Plants trees to 20 m tall (shrubs elsewhere), unarmed, with milky sap. Bark shallowly grooved longitudinally, light to dark brown, sometimes yellowish-, orangish-, or reddish-tinged. Twigs slender to stout, not or only slightly zigzag, reddish brown to greenish brown, usually with circular to elongate, light or dark brown lenticels, minutely hairy or nearly glabrous, the winter buds 3–7 mm long, ovoid, bluntly to sharply pointed at the tip, with several overlapping scales, glabrous or hairy, especially along the margins, sometimes shiny. Leaves alternate, the petiole 2–5 cm long, minutely hairy or nearly glabrous. Leaf blades ovate, unlobed or shallowly to deeply (2)3–5-lobed and with 3 or 5 main veins from the base, the margins otherwise toothed, the upper surface bright green, roughened or smooth and glabrous to sparsely hairy, the undersurface lighter green, sparsely to densely pubescent with short, nonwoolly hairs. Inflorescences entirely staminate or pistillate, dense catkins, the calyces, deeply 4-lobed (occasionally 5-lobed in M. alba), 1–2 mm long, the lobes ovate to broadly elliptic-ovate and somewhat concave, hairy, often reddish-tinged. Staminate inflorescences solitary in the leaf axils. Pistillate inflorescences solitary in the leaf axils (but sometimes appearing clustered on short shoots), the style 2-branched, the stigmas linear. Fruits consisting of crowded, ovoid to short-cylindric clusters of ovoid achenes, these covered by the fleshy, white, red, purple, or black calyces, each aggregate shed as a unit. About 10 species, North America, Europe, Asia.
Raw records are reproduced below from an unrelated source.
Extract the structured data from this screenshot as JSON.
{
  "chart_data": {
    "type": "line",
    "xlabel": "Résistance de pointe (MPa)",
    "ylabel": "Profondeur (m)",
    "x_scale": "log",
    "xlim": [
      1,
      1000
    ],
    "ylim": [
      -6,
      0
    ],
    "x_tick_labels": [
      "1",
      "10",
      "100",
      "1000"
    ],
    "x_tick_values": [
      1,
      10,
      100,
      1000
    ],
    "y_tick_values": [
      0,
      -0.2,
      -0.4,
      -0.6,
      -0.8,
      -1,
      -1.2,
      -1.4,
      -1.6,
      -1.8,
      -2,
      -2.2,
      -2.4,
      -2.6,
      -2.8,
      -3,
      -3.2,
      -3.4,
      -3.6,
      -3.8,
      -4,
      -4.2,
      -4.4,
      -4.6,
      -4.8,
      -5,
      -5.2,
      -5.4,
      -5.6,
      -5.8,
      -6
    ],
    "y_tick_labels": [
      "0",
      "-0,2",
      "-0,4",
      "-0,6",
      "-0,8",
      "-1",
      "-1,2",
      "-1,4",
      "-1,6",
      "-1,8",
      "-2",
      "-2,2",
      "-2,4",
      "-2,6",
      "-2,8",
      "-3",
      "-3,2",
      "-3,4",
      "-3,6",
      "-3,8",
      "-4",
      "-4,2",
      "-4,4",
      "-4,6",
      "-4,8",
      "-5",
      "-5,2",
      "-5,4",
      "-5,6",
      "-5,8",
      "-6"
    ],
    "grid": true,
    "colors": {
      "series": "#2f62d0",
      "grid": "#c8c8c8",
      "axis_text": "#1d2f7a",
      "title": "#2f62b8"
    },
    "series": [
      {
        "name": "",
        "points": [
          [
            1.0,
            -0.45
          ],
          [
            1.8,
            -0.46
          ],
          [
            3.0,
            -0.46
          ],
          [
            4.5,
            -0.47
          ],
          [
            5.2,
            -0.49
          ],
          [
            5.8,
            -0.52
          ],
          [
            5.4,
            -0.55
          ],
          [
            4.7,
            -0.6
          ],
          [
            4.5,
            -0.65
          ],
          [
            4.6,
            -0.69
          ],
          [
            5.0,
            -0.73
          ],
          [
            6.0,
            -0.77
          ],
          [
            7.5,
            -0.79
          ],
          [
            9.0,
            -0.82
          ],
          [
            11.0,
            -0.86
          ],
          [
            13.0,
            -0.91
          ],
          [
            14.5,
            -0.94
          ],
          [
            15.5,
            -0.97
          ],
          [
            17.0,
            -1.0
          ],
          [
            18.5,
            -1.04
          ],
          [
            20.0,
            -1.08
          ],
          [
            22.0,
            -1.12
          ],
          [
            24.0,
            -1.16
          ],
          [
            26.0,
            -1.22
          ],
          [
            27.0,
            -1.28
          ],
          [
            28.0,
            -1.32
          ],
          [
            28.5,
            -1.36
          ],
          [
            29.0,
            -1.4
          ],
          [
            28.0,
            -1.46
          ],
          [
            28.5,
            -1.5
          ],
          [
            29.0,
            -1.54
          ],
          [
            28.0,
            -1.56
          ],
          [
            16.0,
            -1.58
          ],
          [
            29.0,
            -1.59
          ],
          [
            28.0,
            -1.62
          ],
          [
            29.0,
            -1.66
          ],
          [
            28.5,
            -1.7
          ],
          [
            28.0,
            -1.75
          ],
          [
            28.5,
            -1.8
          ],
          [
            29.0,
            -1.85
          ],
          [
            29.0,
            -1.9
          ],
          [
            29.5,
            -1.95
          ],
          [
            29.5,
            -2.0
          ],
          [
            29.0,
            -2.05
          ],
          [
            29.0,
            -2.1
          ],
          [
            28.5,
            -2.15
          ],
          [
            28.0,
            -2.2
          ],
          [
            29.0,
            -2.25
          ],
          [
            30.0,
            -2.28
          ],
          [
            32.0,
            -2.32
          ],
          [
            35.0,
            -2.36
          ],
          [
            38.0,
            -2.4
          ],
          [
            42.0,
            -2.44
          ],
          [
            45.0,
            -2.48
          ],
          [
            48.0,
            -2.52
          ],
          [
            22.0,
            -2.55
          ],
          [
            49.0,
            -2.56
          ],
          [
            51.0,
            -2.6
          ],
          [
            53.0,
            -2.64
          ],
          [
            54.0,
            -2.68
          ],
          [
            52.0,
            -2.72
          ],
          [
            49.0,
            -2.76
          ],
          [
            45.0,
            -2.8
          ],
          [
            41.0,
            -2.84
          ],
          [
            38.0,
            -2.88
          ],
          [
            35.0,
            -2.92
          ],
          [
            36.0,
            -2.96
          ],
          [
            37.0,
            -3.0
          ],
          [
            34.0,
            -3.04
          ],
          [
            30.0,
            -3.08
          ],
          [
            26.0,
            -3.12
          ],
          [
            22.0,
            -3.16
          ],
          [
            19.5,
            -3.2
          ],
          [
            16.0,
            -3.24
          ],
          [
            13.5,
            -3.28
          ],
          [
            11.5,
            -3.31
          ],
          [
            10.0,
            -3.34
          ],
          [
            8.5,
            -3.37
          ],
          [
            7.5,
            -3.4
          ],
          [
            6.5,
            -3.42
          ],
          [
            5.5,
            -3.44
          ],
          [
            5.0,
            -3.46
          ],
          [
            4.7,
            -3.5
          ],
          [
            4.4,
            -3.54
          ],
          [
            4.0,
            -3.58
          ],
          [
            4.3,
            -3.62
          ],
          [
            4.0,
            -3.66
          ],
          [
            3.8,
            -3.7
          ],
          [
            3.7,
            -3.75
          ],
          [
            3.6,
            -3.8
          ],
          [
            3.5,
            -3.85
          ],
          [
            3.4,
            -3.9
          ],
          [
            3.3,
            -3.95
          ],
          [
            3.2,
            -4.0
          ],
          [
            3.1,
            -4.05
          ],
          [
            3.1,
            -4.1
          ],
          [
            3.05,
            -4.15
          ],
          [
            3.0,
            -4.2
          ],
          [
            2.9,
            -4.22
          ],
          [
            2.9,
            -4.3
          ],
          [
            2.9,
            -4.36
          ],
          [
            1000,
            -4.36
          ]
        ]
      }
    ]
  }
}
The mulberry fruit superficially resembles a blackberry, but its structure is totally different. The mulberry consists of tightly clustered fruits of many adjacent flowers, and the fruitlets are not true drupes; the juicy part develops from the calyx and the true fruit is an achene, the dry, so-called stone inside it. In contrast, a blackberry consists of numerous ripened ovaries on an expanded receptacle within a single flower and the individual fruitlets are true drupes.

Mulberries are hardy, fast-growing small trees that produce sweet fruit in very high yield from a young age. The fruit is attractive to many species of birds and mammals. Both of our species are eaten by humans, but they are considered much inferior in flavor to those of the black mulberry (Morus nigra L.), an Old World species. Mulberries can become aggressive and weedy in gardens.

Quickly growing saplings or root sprouts sometimes produce relatively large leaves that are deeply and irregularly palmately 5-lobed, with the relatively slender lobes bluntly and irregularly lobed, scalloped, and/or bluntly toothed. These sometimes are mistaken by gardeners for ornamental figs (but Ficus L. species generally are not winter-hardy in Missouri) or young maples (but Acer species have opposite leaves). Lobed leaves are seen relatively commonly in M. alba, but are far less frequently encounted in M. rubra.